Tackling wireless network congestion

A man displays his iPhone 4 in New York City.

TEXT OF STORY

Bill Radke: You know that Verizon ad, the "Can you hear me now" guy?

Verizon's "Can you hear me now?" guy: Can you hear me now? Good.

Yeah, that's the one. Verizon retired that ad campaign this summer, saying it's time to focus on all the other things people do with cell phones, besides making calls. That's right -- talking on your telephone is so quaint. But then, here's the question: Can the wireless infrastructure we have in place handle all that innovation?

We asked reporter Cathy Duchamp to check it out.


Cathy Duchamp: The strength of the nation's wireless networks may come down to one strange sentence.

Computer voice: These days a chicken leg is a rare dish.

This is what's called a "Harvard Sentence." It includes most of the variations in the human voice. It's one of dozens of phrases used by the telecom industry to test how wireless networks perform at the most basic level: A phone call.

The result:

Computer voice: These days a chicken leg is f... [garbled].
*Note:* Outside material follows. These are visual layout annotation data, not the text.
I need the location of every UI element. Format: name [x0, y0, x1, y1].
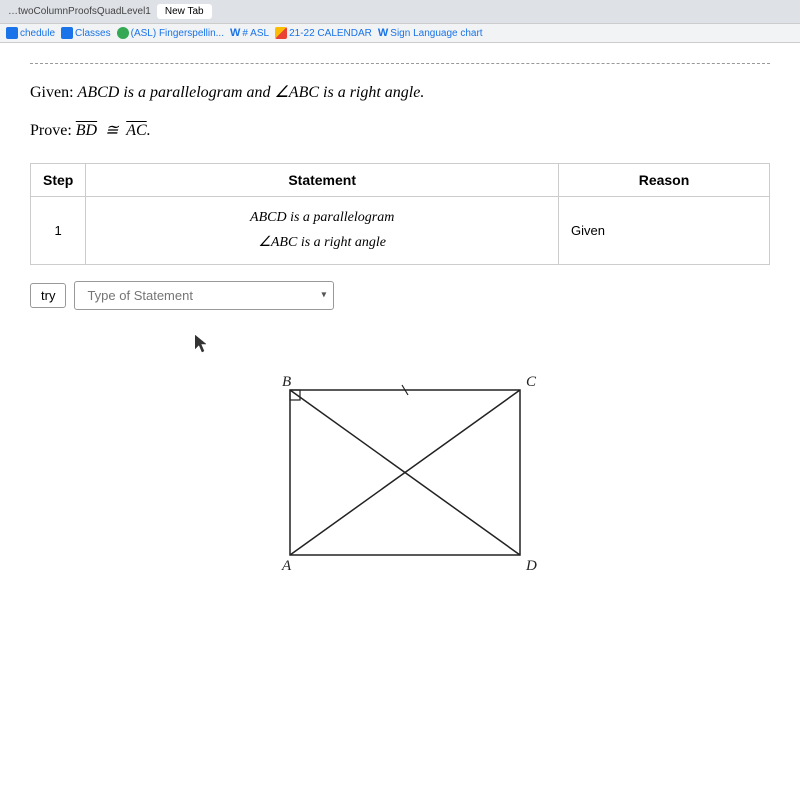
nav-asl-spell[interactable]: (ASL) Fingerspellin... [117, 27, 224, 39]
try-button[interactable]: try [30, 283, 66, 308]
given-statement: ABCD is a parallelogram and ∠ABC is a ri… [78, 84, 425, 101]
step-number: 1 [31, 197, 86, 264]
nav-sign-chart[interactable]: W Sign Language chart [378, 27, 483, 39]
statement-input[interactable] [74, 281, 334, 310]
diagram-container: B C A D [30, 370, 770, 590]
proof-table: Step Statement Reason 1 ABCD is a parall… [30, 163, 770, 264]
prove-statement: BD ≅ AC. [76, 122, 151, 139]
nav-asl-hash[interactable]: W # ASL [230, 27, 269, 39]
vertex-D-label: D [525, 558, 537, 574]
ac-segment: AC [126, 122, 146, 139]
bd-segment: BD [76, 122, 97, 139]
calendar-icon [275, 27, 287, 39]
statement-dropdown-wrapper: ▾ [74, 281, 334, 310]
reason-cell: Given [558, 197, 769, 264]
vertex-A-label: A [281, 558, 292, 574]
table-row: 1 ABCD is a parallelogram ∠ABC is a righ… [31, 197, 770, 264]
col-step: Step [31, 164, 86, 197]
sign-chart-icon: W [378, 27, 388, 39]
schedule-icon [6, 27, 18, 39]
cursor-area [30, 330, 770, 360]
given-line: Given: ABCD is a parallelogram and ∠ABC … [30, 80, 770, 106]
classes-icon [61, 27, 73, 39]
prove-label: Prove: [30, 122, 76, 139]
nav-calendar[interactable]: 21-22 CALENDAR [275, 27, 372, 39]
statement-cell: ABCD is a parallelogram ∠ABC is a right … [86, 197, 559, 264]
mouse-cursor [195, 335, 209, 358]
nav-classes[interactable]: Classes [61, 27, 111, 39]
statement-line1: ABCD is a parallelogram [98, 205, 546, 230]
tab-new[interactable]: New Tab [157, 4, 212, 19]
asl-spell-icon [117, 27, 129, 39]
top-divider [30, 63, 770, 64]
try-row: try ▾ [30, 281, 770, 310]
proof-diagram: B C A D [210, 370, 590, 590]
vertex-C-label: C [526, 374, 537, 390]
nav-schedule[interactable]: chedule [6, 27, 55, 39]
col-reason: Reason [558, 164, 769, 197]
browser-bar: …twoColumnProofsQuadLevel1 New Tab [0, 0, 800, 24]
hash-icon: W [230, 27, 240, 39]
statement-line2: ∠ABC is a right angle [98, 230, 546, 255]
url-fragment: …twoColumnProofsQuadLevel1 [8, 6, 151, 17]
col-statement: Statement [86, 164, 559, 197]
nav-bar: chedule Classes (ASL) Fingerspellin... W… [0, 24, 800, 43]
prove-line: Prove: BD ≅ AC. [30, 118, 770, 144]
given-label: Given: [30, 84, 78, 101]
vertex-B-label: B [282, 374, 291, 390]
main-content: Given: ABCD is a parallelogram and ∠ABC … [0, 43, 800, 803]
Habib Huq: So the quality of that was not good.

That's Habib Huq. He's operations director for Global Wireless Solutions, based in Dulles, Va. Think of him as the real world "Can you hear me now?" guy.

Huq: We are on the corner of Route 7 and the Georgetown Pike. So, we're going to be driving Georgetown Pike...

Huq's company owns a fleet of 60 mini-vans like the one we're in. Each has a bank of computers that benchmark the performance of the various wireless providers: AT&T, Verizon, Sprint and T-Mobile among them. Today, we're on a test drive of the northern Virginia suburbs outside of Washington D.C.

Huq: This is exactly the typical failure, they're trying to access their e-mail but could not.

Huq says 10 years ago, the quality of that chicken leg sentence was all that mattered. Today, as we heard, it's still an issue. But so is data speed.

Huq: It gets complicated. Who thought four, five years ago you'll be talking to someone on your cell phone, and at the same time, surfing the Internet. We didn't even think about it. Because of the new technology, new issues come along.

The new issues boil down to congestion. There isn't enough room on the wireless networks to handle the flood of data coming from people who upload photos, download videos or listen to public radio on their smart phones.

Greg Rosston: The business model has shifted from the networks determining everything that went on to device manufacturers having a much bigger say in what gets used on the network and what kinds of things are done.

That's Stanford University economist Greg Rosston. He says smart phonemakers have built devices based on unlimited data plans. But the networks haven't expanded fast enough to handle the tsunami of data.

Rosston: One of the things that AT&T has done has been to introduce bandwidth caps, or pricing for bandwidth.

Meaning, how much data you upload or download -- how much bandwidth you use. The more data you move, the more you pay. That's a way to control demand.

Or, you can increase capacity on the wireless networks. That doesn't mean building more cell towers. Most of those wars are over. You get more capacity by putting more powerful antennas and software on those towers, and by giving wireless companies more spectrum. That's the invisible part of the wireless system.

Rosston says television broadcasters have too much spectrum and should sell some to wireless companies.

Rosston: And allow it to be used for something much more useful than over-the-air television, which is watched only by about 10 percent of the country right now.

Until all of this gets sorted out, smart phones won't work as well as they could. But for the most part, consumers aren't rebelling.

Lee Vaughn: Well yeah, you're frustrated but what's the use?

Lee Vaughn works along the route we took on that drive test through northern Virginia. A dropped call?

Vaughn: You just pick back up and you go. If that's gonna blow your lid, you need to work on some other things than your cell plan.

Habib Huq with Global Wireless agrees. As we finish up our test drive, he explains that smart phones are really hand-held computers. We all have to reboot our laptops when they hiccup.

Huq: There are certain things in life you just have to live with, and a dropped call is one of those things. Doesn't matter what network you're on. You have your phone. You just have to live with it.

In other words, if you have problems with your cell phone, it's because you still think of it as a phone. If you want innovation, you have to accept imperfection.

Near Dulles, Va., I'm Cathy Duchamp for Marketplace.